By Jackie Demaline
Enquirer staff writer
Northern Kentucky University Summer Dinner Theatre wraps its sold-out three-show season today, and department head Ken Jones is already planning for summer 2005.
There won't be a move out of the intimate black box into the Corbett Theater, and because of the academic year the season can't be extended. What Jones is planning is another row of seats, which will make 18 more tickets available for every performance, which now run Tuesday-Sunday.
And what fine seats they will be. NKU has debuted its "Have a Seat!" campaign for the black box theater. The aim is to raise $40,000, for seats that will be wider, have armrests and flip up automatically when you stand to let someone pass, which will make a lot of people happy. For more information call (859) 572-6362.
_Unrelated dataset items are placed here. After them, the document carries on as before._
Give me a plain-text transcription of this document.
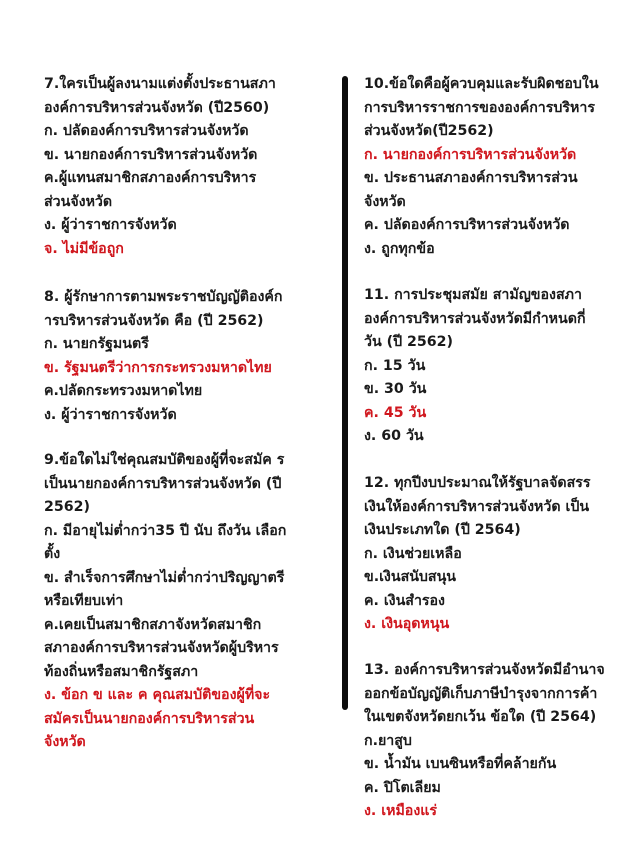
7.ใครเป็นผู้ลงนามแต่งตั้งประธานสภา
องค์การบริหารส่วนจังหวัด (ปี2560)
ก. ปลัดองค์การบริหารส่วนจังหวัด
ข. นายกองค์การบริหารส่วนจังหวัด
ค.ผู้แทนสมาชิกสภาองค์การบริหาร
ส่วนจังหวัด
ง. ผู้ว่าราชการจังหวัด
จ. ไม่มีข้อถูก
8. ผู้รักษาการตามพระราชบัญญัติองค์ก
ารบริหารส่วนจังหวัด คือ (ปี 2562)
ก. นายกรัฐมนตรี
ข. รัฐมนตรีว่าการกระทรวงมหาดไทย
ค.ปลัดกระทรวงมหาดไทย
ง. ผู้ว่าราชการจังหวัด
9.ข้อใดไม่ใช่คุณสมบัติของผู้ที่จะสมัค ร
เป็นนายกองค์การบริหารส่วนจังหวัด (ปี
2562)
ก. มีอายุไม่ต่ำกว่า35 ปี นับ ถึงวัน เลือก
ตั้ง
ข. สำเร็จการศึกษาไม่ต่ำกว่าปริญญาตรี
หรือเทียบเท่า
ค.เคยเป็นสมาชิกสภาจังหวัดสมาชิก
สภาองค์การบริหารส่วนจังหวัดผู้บริหาร
ท้องถิ่นหรือสมาชิกรัฐสภา
ง. ข้อก ข และ ค คุณสมบัติของผู้ที่จะ
สมัครเป็นนายกองค์การบริหารส่วน
จังหวัด
10.ข้อใดคือผู้ควบคุมและรับผิดชอบใน
การบริหารราชการขององค์การบริหาร
ส่วนจังหวัด(ปี2562)
ก. นายกองค์การบริหารส่วนจังหวัด
ข. ประธานสภาองค์การบริหารส่วน
จังหวัด
ค. ปลัดองค์การบริหารส่วนจังหวัด
ง. ถูกทุกข้อ
11. การประชุมสมัย สามัญของสภา
องค์การบริหารส่วนจังหวัดมีกำหนดกี่
วัน (ปี 2562)
ก. 15 วัน
ข. 30 วัน
ค. 45 วัน
ง. 60 วัน
12. ทุกปีงบประมาณให้รัฐบาลจัดสรร
เงินให้องค์การบริหารส่วนจังหวัด เป็น
เงินประเภทใด (ปี 2564)
ก. เงินช่วยเหลือ
ข.เงินสนับสนุน
ค. เงินสำรอง
ง. เงินอุดหนุน
13. องค์การบริหารส่วนจังหวัดมีอำนาจ
ออกข้อบัญญัติเก็บภาษีบำรุงจากการค้า
ในเขตจังหวัดยกเว้น ข้อใด (ปี 2564)
ก.ยาสูบ
ข. น้ำมัน เบนซินหรือที่คล้ายกัน
ค. ปิโตเลียม
ง. เหมืองแร่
Also new at NKU, assistant theater department chair Sam Zachary is the program's newly named artistic director. "We want the students to learn how professional theater works, learn a little more about the process," Jones says of the appointment.
Watch for Jones early in the new year, co-starring with David Scott Morgan in Greater Tuna, playing Jan. 20-Feb. 6 at Covedale Center for the Performing Arts.
Graduate appearance
Last week we wrote about students from St. Ursula Academy performing at the Edinburgh Fringe Festival. It turns out a St. Ursula grad will be there, too.
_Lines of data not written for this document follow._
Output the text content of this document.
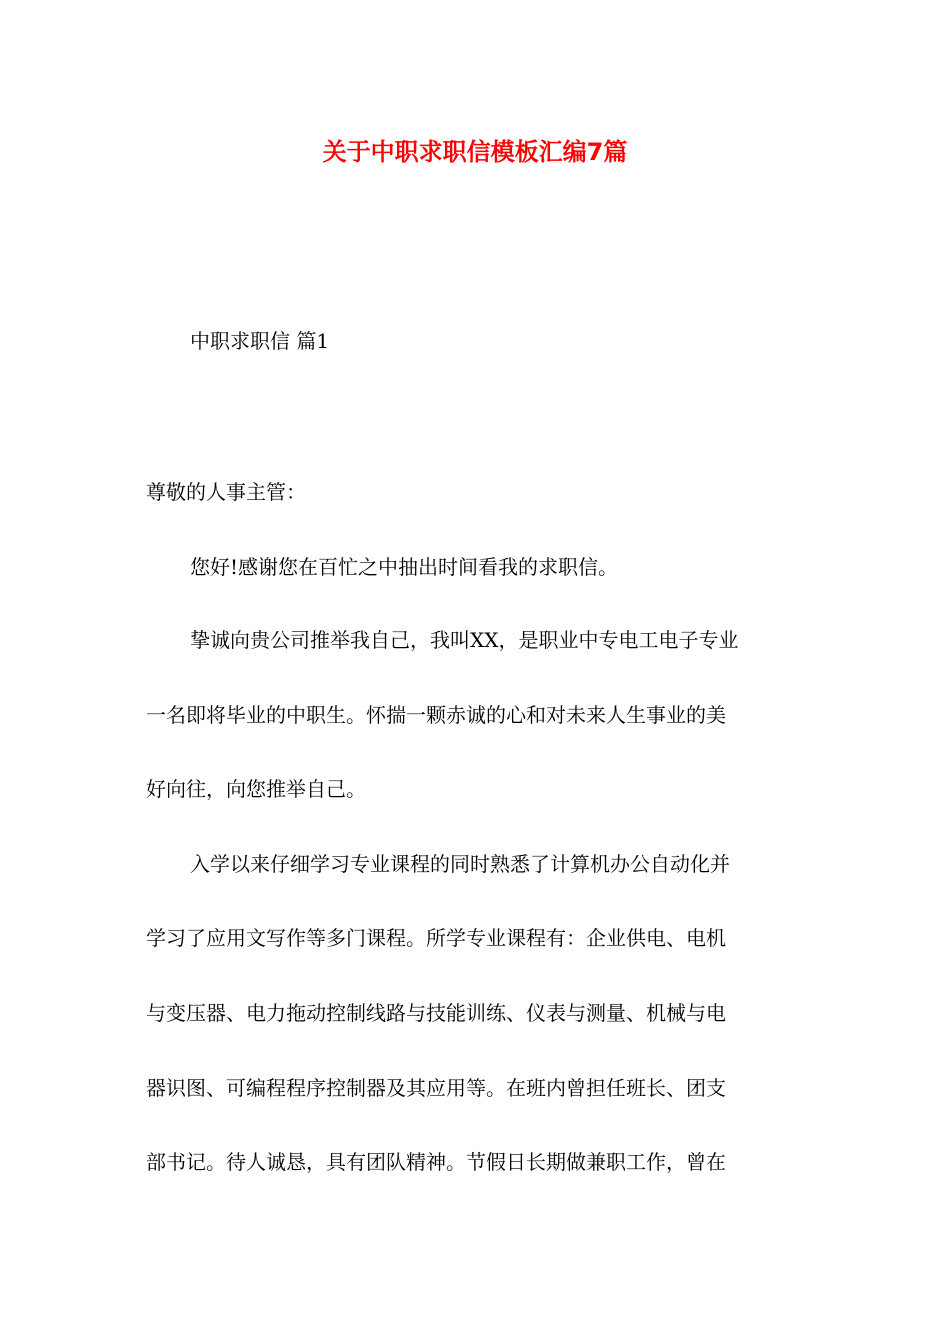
关于中职求职信模板汇编7篇
中职求职信 篇1
尊敬的人事主管：
您好!感谢您在百忙之中抽出时间看我的求职信。
挚诚向贵公司推举我自己，我叫XX，是职业中专电工电子专业
一名即将毕业的中职生。怀揣一颗赤诚的心和对未来人生事业的美
好向往，向您推举自己。
入学以来仔细学习专业课程的同时熟悉了计算机办公自动化并
学习了应用文写作等多门课程。所学专业课程有：企业供电、电机
与变压器、电力拖动控制线路与技能训练、仪表与测量、机械与电
器识图、可编程程序控制器及其应用等。在班内曾担任班长、团支
部书记。待人诚恳，具有团队精神。节假日长期做兼职工作，曾在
Catherine DeCioccio, Hyde Park resident and theater major at Otterbein College, is performing with the Loose Elephant Theatre Company in the world premiere of an original one-act comedy How to Lock Up, Talk Down and Get Things Done.
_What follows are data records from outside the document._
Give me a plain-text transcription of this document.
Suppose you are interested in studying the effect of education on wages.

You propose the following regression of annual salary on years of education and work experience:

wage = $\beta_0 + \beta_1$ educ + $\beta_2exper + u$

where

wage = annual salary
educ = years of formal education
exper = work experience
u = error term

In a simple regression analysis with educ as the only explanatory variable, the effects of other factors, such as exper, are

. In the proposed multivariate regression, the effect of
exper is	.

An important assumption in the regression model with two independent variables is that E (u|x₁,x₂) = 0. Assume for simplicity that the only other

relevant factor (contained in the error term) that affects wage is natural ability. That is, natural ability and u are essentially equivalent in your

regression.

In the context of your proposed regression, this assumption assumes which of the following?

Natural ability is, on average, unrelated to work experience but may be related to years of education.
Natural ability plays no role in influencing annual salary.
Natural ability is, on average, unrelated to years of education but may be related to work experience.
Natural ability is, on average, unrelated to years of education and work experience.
She hooked up with the project last summer, thanks to an acting internship at the Hangar Theatre in Ithaca, N.Y., where she met playwright Jeffrey King and some of the show's principals.
She is planning on cheering on the St. Ursula troupe during her down time.
International fringe
Speaking of fringe festivals, longtime Cincinnati Shakespeare leading lady and founding member Marni Penning will be performing in the New York International Fringe Festival in the "beat poetry rock musical" Subway Train at the Players Theatre Aug. 18-28.
Then it's back to Shakespeare. Penning will join Cincinnati's Drew and Sherman Fracher in Atlanta at Georgia Shakespeare Festival (oh, that we could see the Fracher's work in Cincinnati more often) for an October run of Macbeth. Drew Fracher is directing.